Das, was einen wirklich antreibt, sind doch eigentlich die Niederlagen, die Pleiten.

Wecker bezeichnet die Tatsache, in ein Land wie Deutschland und obendrein in sein Elternhaus hineingeboren zu sein, als unfassbares Glück, denn siebzig Jahre ohne Krieg erleben zu dürfen, grenze schon fast an ein Wunder. Für ihn sei dies Grund genug, sich fortlaufend mit dem Appell an sein Publikum zu richten, diese Chance nicht zu „versauen“, indem es in völkisches, nationales Verhalten kippe. Man habe darüber hinaus eine Verantwortung denjenigen gegenüber, die von diesem Glück nicht profitieren könnten.

Der antiautoritäre Erziehungsstil seines Vaters habe es Wecker ermöglicht, den eigenen Launen und Eigenwilligkeiten freien Lauf zu lassen – durchaus auch zum Leidwesen seiner Eltern, muss Wecker rückblickend feststellen. Sein Vater sei ein nicht so erfolgreicher Opernsänger gewesen und habe oft mit ihm zusammen gesungen.
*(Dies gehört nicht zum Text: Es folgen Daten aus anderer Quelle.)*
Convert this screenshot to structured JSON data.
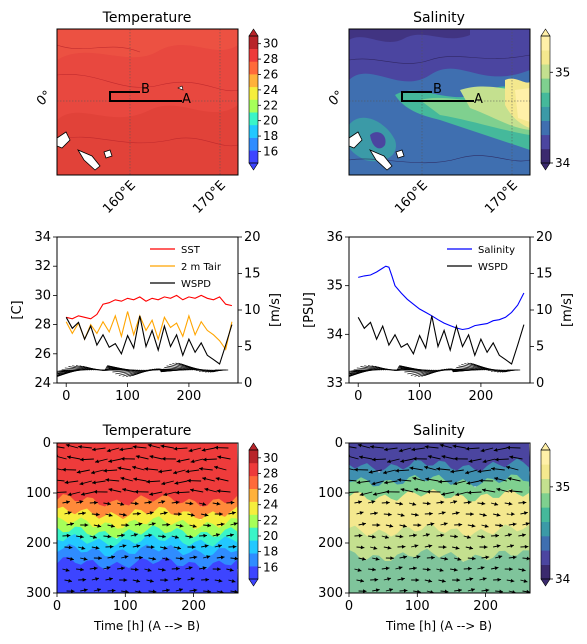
{
  "chart_data": [
    {
      "id": "map-temperature",
      "type": "heatmap",
      "title": "Temperature",
      "xticks": [
        "160°E",
        "170°E"
      ],
      "yticks": [
        "0°"
      ],
      "section_labels": [
        "A",
        "B"
      ],
      "colorbar": {
        "ticks": [
          16,
          18,
          20,
          22,
          24,
          26,
          28,
          30
        ],
        "range": [
          14.5,
          31
        ]
      },
      "colors": [
        "#3d45ff",
        "#2f8cff",
        "#22c8ff",
        "#3af5c8",
        "#a6ff59",
        "#f6ee3c",
        "#ffb13a",
        "#ff6a3a",
        "#ee3b3b",
        "#b8242a"
      ]
    },
    {
      "id": "map-salinity",
      "type": "heatmap",
      "title": "Salinity",
      "xticks": [
        "160°E",
        "170°E"
      ],
      "yticks": [
        "0°"
      ],
      "section_labels": [
        "A",
        "B"
      ],
      "colorbar": {
        "ticks": [
          34,
          35
        ],
        "range": [
          34,
          35.4
        ]
      },
      "colors": [
        "#3b2a6e",
        "#4b45a0",
        "#3f6fb0",
        "#3b9aa7",
        "#45b99b",
        "#7fd08f",
        "#c4e08f",
        "#f4e88e",
        "#fff0a8"
      ]
    },
    {
      "id": "ts-temperature",
      "type": "line",
      "xticks": [
        0,
        100,
        200
      ],
      "xlim": [
        -15,
        280
      ],
      "ylim_left": [
        24,
        34
      ],
      "yticks_left": [
        24,
        26,
        28,
        30,
        32,
        34
      ],
      "ylabel_left": "[C]",
      "ylim_right": [
        0,
        20
      ],
      "yticks_right": [
        0,
        5,
        10,
        15,
        20
      ],
      "ylabel_right": "[m/s]",
      "series": [
        {
          "name": "SST",
          "color": "#ff0000",
          "x": [
            0,
            10,
            20,
            30,
            40,
            50,
            60,
            70,
            80,
            90,
            100,
            110,
            120,
            130,
            140,
            150,
            160,
            170,
            180,
            190,
            200,
            210,
            220,
            230,
            240,
            250,
            260,
            270
          ],
          "values": [
            28.5,
            28.4,
            28.6,
            28.5,
            28.4,
            28.7,
            29.4,
            29.5,
            29.7,
            29.6,
            29.8,
            29.7,
            29.9,
            29.6,
            29.8,
            29.7,
            29.9,
            29.8,
            30.0,
            29.7,
            29.9,
            29.8,
            30.0,
            29.8,
            29.7,
            29.9,
            29.4,
            29.3
          ]
        },
        {
          "name": "2 m Tair",
          "color": "#ffa500",
          "x": [
            0,
            10,
            20,
            30,
            40,
            50,
            60,
            70,
            80,
            90,
            100,
            110,
            120,
            130,
            140,
            150,
            160,
            170,
            180,
            190,
            200,
            210,
            220,
            230,
            240,
            250,
            260,
            270
          ],
          "values": [
            28.2,
            27.4,
            28.1,
            27.0,
            28.0,
            27.4,
            28.2,
            27.5,
            28.6,
            27.2,
            28.9,
            27.3,
            28.6,
            27.6,
            28.3,
            27.0,
            28.5,
            27.8,
            28.1,
            27.2,
            28.6,
            27.3,
            28.2,
            27.6,
            27.3,
            26.9,
            26.3,
            28.2
          ]
        },
        {
          "name": "WSPD",
          "color": "#000000",
          "axis": "right",
          "x": [
            0,
            10,
            20,
            30,
            40,
            50,
            60,
            70,
            80,
            90,
            100,
            110,
            120,
            130,
            140,
            150,
            160,
            170,
            180,
            190,
            200,
            210,
            220,
            230,
            240,
            250,
            260,
            270
          ],
          "values": [
            9.0,
            7.5,
            8.3,
            6.0,
            7.8,
            5.2,
            6.6,
            4.9,
            5.4,
            4.0,
            6.5,
            4.8,
            9.2,
            5.0,
            7.2,
            4.5,
            7.8,
            5.0,
            6.6,
            3.8,
            6.0,
            4.2,
            5.5,
            3.8,
            3.2,
            2.6,
            5.2,
            8.0
          ]
        }
      ],
      "legend": "top-right",
      "vectors": "wind"
    },
    {
      "id": "ts-salinity",
      "type": "line",
      "xticks": [
        0,
        100,
        200
      ],
      "xlim": [
        -15,
        280
      ],
      "ylim_left": [
        33,
        36
      ],
      "yticks_left": [
        33,
        34,
        35,
        36
      ],
      "ylabel_left": "[PSU]",
      "ylim_right": [
        0,
        20
      ],
      "yticks_right": [
        0,
        5,
        10,
        15,
        20
      ],
      "ylabel_right": "[m/s]",
      "series": [
        {
          "name": "Salinity",
          "color": "#0000ff",
          "x": [
            0,
            10,
            20,
            30,
            40,
            45,
            50,
            55,
            60,
            70,
            80,
            90,
            100,
            110,
            120,
            130,
            140,
            150,
            160,
            170,
            180,
            190,
            200,
            210,
            220,
            230,
            240,
            250,
            260,
            270
          ],
          "values": [
            35.17,
            35.2,
            35.22,
            35.28,
            35.36,
            35.4,
            35.38,
            35.2,
            35.0,
            34.85,
            34.72,
            34.62,
            34.52,
            34.45,
            34.38,
            34.3,
            34.23,
            34.18,
            34.13,
            34.1,
            34.12,
            34.18,
            34.2,
            34.22,
            34.28,
            34.3,
            34.35,
            34.45,
            34.6,
            34.85
          ]
        },
        {
          "name": "WSPD",
          "color": "#000000",
          "axis": "right",
          "x": [
            0,
            10,
            20,
            30,
            40,
            50,
            60,
            70,
            80,
            90,
            100,
            110,
            120,
            130,
            140,
            150,
            160,
            170,
            180,
            190,
            200,
            210,
            220,
            230,
            240,
            250,
            260,
            270
          ],
          "values": [
            9.0,
            7.5,
            8.3,
            6.0,
            7.8,
            5.2,
            6.6,
            4.9,
            5.4,
            4.0,
            6.5,
            4.8,
            9.2,
            5.0,
            7.2,
            4.5,
            7.8,
            5.0,
            6.6,
            3.8,
            6.0,
            4.2,
            5.5,
            3.8,
            3.2,
            2.6,
            5.2,
            8.0
          ]
        }
      ],
      "legend": "top-right",
      "vectors": "wind"
    },
    {
      "id": "sec-temperature",
      "type": "heatmap",
      "title": "Temperature",
      "xlabel": "Time [h] (A --> B)",
      "xticks": [
        0,
        100,
        200
      ],
      "xlim": [
        0,
        265
      ],
      "yticks": [
        0,
        100,
        200,
        300
      ],
      "ylim": [
        300,
        0
      ],
      "colorbar": {
        "ticks": [
          16,
          18,
          20,
          22,
          24,
          26,
          28,
          30
        ],
        "range": [
          14.5,
          31
        ]
      },
      "depth_bands": [
        {
          "top": 0,
          "bottom": 115,
          "color": "#ee3b3b"
        },
        {
          "top": 115,
          "bottom": 140,
          "color": "#ff8a3a"
        },
        {
          "top": 140,
          "bottom": 160,
          "color": "#f6ee3c"
        },
        {
          "top": 160,
          "bottom": 178,
          "color": "#a6ff59"
        },
        {
          "top": 178,
          "bottom": 195,
          "color": "#3af5c8"
        },
        {
          "top": 195,
          "bottom": 215,
          "color": "#22c8ff"
        },
        {
          "top": 215,
          "bottom": 240,
          "color": "#2f8cff"
        },
        {
          "top": 240,
          "bottom": 300,
          "color": "#3d45ff"
        }
      ]
    },
    {
      "id": "sec-salinity",
      "type": "heatmap",
      "title": "Salinity",
      "xlabel": "Time [h] (A --> B)",
      "xticks": [
        0,
        100,
        200
      ],
      "xlim": [
        0,
        265
      ],
      "yticks": [
        0,
        100,
        200,
        300
      ],
      "ylim": [
        300,
        0
      ],
      "colorbar": {
        "ticks": [
          34,
          35
        ],
        "range": [
          34,
          35.4
        ]
      },
      "depth_bands": [
        {
          "top": 0,
          "bottom": 45,
          "color": "#4b45a0"
        },
        {
          "top": 45,
          "bottom": 75,
          "color": "#3f8fb0"
        },
        {
          "top": 75,
          "bottom": 105,
          "color": "#7fd08f"
        },
        {
          "top": 105,
          "bottom": 175,
          "color": "#f4e88e"
        },
        {
          "top": 175,
          "bottom": 225,
          "color": "#c4e08f"
        },
        {
          "top": 225,
          "bottom": 300,
          "color": "#7fc49b"
        }
      ]
    }
  ]
}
Weckers Mutter sei eine Spur strenger als sein Vater gewesen, ein Umstand, der sich jetzt, im Nachhinein betrachtet, als gar nicht mal so schlecht erwiesen habe. Der Melodienreichtum, den er im Hause seiner Eltern erfahren durfte, erkläre letzten Endes nebst seiner Affinität zur Poesie auch seine Liebe zum Klavierspielen.

Bereits mit vierzehn Jahren habe sich Konstantin Wecker erstmals entschlossen, das Elternhaus zu verlassen und als freier Künstler zu leben. Eine Entscheidung, die ihm nach eigenen Angaben bis heute rätselhaft erscheine, habe es doch keine Gründe gegeben, sich dem Elternhaus zu entziehen. Sein ambitionierter Ausflug sei übrigens von äußerst kurzer Dauer gewesen – nämlich genau nur einen Tag lang.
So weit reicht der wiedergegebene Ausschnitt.